The rom-com: The Rosie Project by Graeme Simsion.
Genetics professor Don Tillman has looks, brains, a successful career, and no social skills. When Don decides he is ready to get married, in spite of a history of first dates and no second dates, he decides to approach the matter scientifically with a sixteen-page survey to weed out all undesirable women. As he embarks upon the Wife Project, a meddling colleague and friend asks him to help Rosie, a bartending grad student, find her biological father. Naturally, the Wife Project and the Father Project are meant to collide. The Rosie Project is charming and fun and just different enough from your standard romantic comedy.
The culinary love story: Like Water for Chocolate by Laura Esquivel.
This novel tells the story of the de la Garza family, where the youngest daughter is expected to remain unmarried and care for the mother until her last days. Tita, as the youngest daughter, is forbidden to marry her love, Pedro. Instead her mother marries off Tita’s older sister to Pedro. Tita is outwardly obedient to her mother, but her emotions come out through her cooking, resulting in poisoned wedding cakes and aphrodisiac quail recipes. Tita’s recipes provide structure for the novel, with each chapter beginning with a recipe that will be central to the story.

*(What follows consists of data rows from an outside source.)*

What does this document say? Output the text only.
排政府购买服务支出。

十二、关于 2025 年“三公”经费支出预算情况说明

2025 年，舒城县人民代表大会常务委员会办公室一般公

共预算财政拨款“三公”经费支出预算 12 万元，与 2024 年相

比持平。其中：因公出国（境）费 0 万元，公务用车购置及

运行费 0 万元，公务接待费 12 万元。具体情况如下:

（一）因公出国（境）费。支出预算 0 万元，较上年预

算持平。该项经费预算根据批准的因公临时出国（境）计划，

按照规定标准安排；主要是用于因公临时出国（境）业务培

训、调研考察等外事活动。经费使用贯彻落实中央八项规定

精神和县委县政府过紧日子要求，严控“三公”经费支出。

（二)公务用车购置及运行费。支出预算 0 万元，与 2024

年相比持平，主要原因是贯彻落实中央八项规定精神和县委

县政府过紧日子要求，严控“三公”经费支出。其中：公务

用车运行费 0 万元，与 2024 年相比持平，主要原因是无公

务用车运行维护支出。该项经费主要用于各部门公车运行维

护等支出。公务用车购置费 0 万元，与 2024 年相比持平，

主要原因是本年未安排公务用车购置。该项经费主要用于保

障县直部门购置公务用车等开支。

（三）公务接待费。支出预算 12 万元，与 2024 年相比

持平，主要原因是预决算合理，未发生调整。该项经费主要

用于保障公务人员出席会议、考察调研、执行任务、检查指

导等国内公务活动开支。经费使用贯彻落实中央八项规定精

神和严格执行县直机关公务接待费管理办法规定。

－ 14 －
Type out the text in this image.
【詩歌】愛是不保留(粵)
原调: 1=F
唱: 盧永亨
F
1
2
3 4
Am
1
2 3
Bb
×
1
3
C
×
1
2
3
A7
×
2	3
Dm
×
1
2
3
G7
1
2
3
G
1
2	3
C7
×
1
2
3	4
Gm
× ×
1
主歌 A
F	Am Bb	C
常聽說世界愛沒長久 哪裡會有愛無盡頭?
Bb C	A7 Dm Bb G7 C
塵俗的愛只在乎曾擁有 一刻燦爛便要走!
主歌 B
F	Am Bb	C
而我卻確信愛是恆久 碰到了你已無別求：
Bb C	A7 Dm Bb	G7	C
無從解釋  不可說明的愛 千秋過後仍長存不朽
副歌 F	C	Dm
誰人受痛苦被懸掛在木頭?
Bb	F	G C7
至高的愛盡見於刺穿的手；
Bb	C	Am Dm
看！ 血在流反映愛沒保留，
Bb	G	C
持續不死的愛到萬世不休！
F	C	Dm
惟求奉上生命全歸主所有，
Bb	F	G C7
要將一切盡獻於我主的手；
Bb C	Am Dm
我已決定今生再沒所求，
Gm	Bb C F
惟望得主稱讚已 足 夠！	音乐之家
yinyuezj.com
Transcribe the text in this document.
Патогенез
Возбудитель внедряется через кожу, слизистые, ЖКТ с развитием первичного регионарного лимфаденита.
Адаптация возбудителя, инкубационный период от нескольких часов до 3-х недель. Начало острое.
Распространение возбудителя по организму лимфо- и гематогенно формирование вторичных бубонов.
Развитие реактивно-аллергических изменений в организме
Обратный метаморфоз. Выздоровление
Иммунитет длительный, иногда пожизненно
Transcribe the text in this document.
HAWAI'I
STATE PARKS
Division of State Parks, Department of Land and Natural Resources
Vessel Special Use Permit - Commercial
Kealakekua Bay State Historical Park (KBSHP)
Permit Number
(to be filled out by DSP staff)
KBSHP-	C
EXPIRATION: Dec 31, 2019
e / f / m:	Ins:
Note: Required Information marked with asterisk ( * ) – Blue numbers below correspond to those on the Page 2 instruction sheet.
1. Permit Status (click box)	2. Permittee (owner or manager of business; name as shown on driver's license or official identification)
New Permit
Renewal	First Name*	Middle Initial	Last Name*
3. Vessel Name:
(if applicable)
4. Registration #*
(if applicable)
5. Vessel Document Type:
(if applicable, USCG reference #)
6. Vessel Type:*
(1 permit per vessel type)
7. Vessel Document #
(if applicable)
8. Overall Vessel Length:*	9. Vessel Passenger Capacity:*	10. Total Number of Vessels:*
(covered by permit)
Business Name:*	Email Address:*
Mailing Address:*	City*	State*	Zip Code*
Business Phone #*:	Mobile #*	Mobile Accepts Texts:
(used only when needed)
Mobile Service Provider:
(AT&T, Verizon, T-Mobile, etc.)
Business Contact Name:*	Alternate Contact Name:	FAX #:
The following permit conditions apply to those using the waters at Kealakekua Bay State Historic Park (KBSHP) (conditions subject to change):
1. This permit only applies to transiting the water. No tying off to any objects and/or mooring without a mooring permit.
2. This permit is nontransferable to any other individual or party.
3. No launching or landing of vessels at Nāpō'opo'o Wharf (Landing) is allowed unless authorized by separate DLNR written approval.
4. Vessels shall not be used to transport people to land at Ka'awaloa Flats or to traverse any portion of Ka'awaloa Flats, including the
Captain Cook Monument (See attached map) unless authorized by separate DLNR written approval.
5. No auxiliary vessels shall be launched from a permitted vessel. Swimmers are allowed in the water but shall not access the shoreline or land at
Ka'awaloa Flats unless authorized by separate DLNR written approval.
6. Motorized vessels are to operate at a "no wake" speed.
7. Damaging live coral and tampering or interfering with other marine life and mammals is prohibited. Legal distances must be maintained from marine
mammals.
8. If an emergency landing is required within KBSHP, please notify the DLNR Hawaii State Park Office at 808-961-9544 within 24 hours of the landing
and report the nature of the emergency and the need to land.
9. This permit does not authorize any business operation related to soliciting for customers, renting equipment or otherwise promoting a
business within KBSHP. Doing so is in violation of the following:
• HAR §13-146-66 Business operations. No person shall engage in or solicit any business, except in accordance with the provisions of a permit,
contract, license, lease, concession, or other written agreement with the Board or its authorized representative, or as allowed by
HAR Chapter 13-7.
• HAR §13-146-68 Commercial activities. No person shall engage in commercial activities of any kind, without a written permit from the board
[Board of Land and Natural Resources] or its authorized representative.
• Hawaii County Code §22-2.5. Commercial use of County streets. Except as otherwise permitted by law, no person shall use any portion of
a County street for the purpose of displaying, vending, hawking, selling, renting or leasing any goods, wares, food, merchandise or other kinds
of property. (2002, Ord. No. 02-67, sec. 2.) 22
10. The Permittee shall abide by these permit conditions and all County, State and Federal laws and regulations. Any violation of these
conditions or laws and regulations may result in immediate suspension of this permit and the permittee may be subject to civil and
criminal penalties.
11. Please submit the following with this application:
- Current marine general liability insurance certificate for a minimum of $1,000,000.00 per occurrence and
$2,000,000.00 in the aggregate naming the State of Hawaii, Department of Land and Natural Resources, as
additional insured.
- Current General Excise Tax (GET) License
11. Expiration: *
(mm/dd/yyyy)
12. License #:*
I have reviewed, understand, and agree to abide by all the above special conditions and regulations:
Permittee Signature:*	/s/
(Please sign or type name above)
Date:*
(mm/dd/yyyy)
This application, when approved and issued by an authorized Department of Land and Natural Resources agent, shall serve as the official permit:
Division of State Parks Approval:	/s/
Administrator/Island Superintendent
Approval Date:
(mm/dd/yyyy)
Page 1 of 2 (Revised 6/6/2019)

True love lost: A Man Named Ove by Fredrik Backman.
Fifty-nine-year-old Ove is the curmudgeon next door. He is the neighbor who will tell you when you haven’t disposed of your trash properly or if he doesn’t care for your car. But Ove was once a young man who took the train two hours in the wrong direction every day just to spend time with the woman who would become his wife. And while Sonja was alive, she was all the color he needed. With Sonja gone and retirement forced upon him, Ove’s life has lost both its joy and its purpose, and he wakes each day resolved to kill himself at last. Life has other ideas for him in the form of unwanted new neighbors and an unwanted cat. Soon Ove must once again become the man Sonja always knew him to be: “the strangest superhero.”
(The story of a widower is admittedly a strange choice for a Valentine’s Day reading list, but I found the love story of Ove and Sonja, told in chapters that alternate with the main storyline, to be extraordinary.)
The darker Valentine: Fates and Furies by Lauren Groff.
Because sometimes one is not in the mood for a fluffy Valentine’s Day read. This novel covers 20 years of marriage between Lotto and Mathilde. In college, Lotto is a womanizer, and Mathilde is studious and keeps to herself, spending her weekends modeling. Lotto and Mathilde begin dating just before graduation and impulsively get married. Told from Lotto’s point of view for the first half and Mathilde’s for the second, Fates and Furies is not an optimistic or idealized view of marriage, but more of a look at loyalty and betrayal in the murkier areas of life. It’s love story with complications. And secrets upon secrets.
The classic: Pride and Prejudice by Jane Austen.
Mistaken first impressions are a common starting point for light-hearted romances, but I doubt it has ever been done quite as well as in Pride and Prejudice. Miss Elizabeth Bennet initially loathes Mr. Darcy. He snubs her at a dance and discourages his close friend from proposing to Elizabeth’s shy sister, Jane. Mr. Wickham, a soldier, confirms Elizabeth’s suspicions with stories of lifelong wrongs from Mr. Darcy. In time, Elizabeth learns she’s trusted the wrong man and her own incorrect impressions. Like all of Austen’s novels, Pride and Prejudice has perfectly developed characters and understated wit. However, it has something that the other novels lack. That “something” is, of course, Mr. Darcy.